The guy in charge of all the preparations had CD painted on doors of his yellow station wagon.

I never heard any more about it.

rhhardin said...

You use fake call signs so the Russian bombers can't home on them.

Ralph L said...

In the mid-80's, I worked for a dvision of SAIC (beltway bandit) that modelled nuclear weapons effects on the US. Even in the worst Soviet attack, the lower tip of Texas and upper tip of Maine were safe from fallout in most weather patterns.

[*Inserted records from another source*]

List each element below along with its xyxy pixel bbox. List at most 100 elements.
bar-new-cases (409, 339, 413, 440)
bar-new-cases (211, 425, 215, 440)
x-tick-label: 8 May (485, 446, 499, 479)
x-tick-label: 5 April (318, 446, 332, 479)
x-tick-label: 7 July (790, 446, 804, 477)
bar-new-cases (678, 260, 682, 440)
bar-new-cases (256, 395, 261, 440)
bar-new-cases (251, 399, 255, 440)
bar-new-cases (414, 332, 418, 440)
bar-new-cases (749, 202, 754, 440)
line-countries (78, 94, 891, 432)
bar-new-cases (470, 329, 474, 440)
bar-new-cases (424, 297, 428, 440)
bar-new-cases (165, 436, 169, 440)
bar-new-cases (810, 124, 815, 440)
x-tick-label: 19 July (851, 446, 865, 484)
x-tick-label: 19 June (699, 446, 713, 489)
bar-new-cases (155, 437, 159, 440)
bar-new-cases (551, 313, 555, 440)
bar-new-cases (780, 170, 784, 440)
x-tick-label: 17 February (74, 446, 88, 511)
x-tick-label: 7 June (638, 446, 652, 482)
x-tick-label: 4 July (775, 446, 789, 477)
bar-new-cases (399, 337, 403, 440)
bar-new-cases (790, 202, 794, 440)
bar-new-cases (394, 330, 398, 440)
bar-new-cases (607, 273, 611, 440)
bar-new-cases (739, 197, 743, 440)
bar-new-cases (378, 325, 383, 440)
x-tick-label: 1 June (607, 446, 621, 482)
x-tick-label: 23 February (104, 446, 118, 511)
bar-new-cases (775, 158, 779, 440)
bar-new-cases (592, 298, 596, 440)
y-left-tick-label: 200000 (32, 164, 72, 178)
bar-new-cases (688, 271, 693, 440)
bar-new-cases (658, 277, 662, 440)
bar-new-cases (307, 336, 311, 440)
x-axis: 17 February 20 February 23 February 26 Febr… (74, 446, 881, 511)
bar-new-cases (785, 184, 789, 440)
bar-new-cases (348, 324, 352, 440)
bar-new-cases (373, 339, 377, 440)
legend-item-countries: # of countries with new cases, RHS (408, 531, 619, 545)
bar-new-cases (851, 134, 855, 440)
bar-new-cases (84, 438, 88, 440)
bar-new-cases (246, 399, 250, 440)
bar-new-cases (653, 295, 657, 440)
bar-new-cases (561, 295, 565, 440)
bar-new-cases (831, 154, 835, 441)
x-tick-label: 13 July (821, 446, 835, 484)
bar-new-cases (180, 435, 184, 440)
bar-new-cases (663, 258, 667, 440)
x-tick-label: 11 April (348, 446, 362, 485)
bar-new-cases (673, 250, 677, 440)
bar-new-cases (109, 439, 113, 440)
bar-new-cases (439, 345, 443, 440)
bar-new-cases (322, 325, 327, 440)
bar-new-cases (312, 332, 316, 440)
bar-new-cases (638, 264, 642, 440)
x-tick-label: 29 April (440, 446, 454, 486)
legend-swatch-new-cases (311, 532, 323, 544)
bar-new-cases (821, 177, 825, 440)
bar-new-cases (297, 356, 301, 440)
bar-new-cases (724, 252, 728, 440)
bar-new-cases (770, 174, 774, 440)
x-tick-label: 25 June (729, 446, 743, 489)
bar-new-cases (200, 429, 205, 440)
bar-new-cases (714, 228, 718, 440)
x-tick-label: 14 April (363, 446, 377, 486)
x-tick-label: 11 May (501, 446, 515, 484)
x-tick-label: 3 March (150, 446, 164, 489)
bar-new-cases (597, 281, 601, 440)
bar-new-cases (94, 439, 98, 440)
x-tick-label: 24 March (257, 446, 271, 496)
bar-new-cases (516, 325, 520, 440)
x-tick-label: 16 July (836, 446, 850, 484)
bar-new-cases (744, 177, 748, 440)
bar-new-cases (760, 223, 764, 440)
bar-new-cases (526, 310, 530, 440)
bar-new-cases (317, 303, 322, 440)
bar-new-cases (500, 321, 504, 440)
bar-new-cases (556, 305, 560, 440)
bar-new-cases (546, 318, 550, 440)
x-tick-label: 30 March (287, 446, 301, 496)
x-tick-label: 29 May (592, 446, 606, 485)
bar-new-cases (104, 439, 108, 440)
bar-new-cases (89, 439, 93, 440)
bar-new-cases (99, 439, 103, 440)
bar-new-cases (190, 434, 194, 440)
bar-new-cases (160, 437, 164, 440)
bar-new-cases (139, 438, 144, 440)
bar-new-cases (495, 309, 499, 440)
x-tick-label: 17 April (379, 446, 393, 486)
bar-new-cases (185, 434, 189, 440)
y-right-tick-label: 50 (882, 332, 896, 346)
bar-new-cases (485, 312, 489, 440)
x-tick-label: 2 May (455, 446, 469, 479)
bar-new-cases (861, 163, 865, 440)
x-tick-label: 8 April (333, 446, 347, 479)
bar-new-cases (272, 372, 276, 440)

We made multicolored maps showing the worst areas.

We normally assumed the missiles weren't aimed at our cities but at our military / nuclear (counter-force) / political sites.

The big model was run on the supercomputer at Los Alamos using DARPANET at 1200 baud, my first and only exposure to the internet until this century.

My boss, hick that he was, sold someone on running the model against a livestock database from FEMA ("pigs and chickens").

former law student said...

The author of Alas, Babylon, Pat Frank, wrote a book back then called How to Survive the H-Bomb, And Why.

The thesis was that the Russians would not be able to bomb the entire US, and would have to concentrate on major targets, leaving vast swathes of the country with only fallout to worry about. And when the fallout all fell out, then you could unscrew your shield door, and go back outside again.

Frank figured the well prepared would have to defend their stash from the ill-prepared, so he recommended including carbines and ammunition in your fallout shelter.

Ken Pidcock said...
This comment has been removed by the author.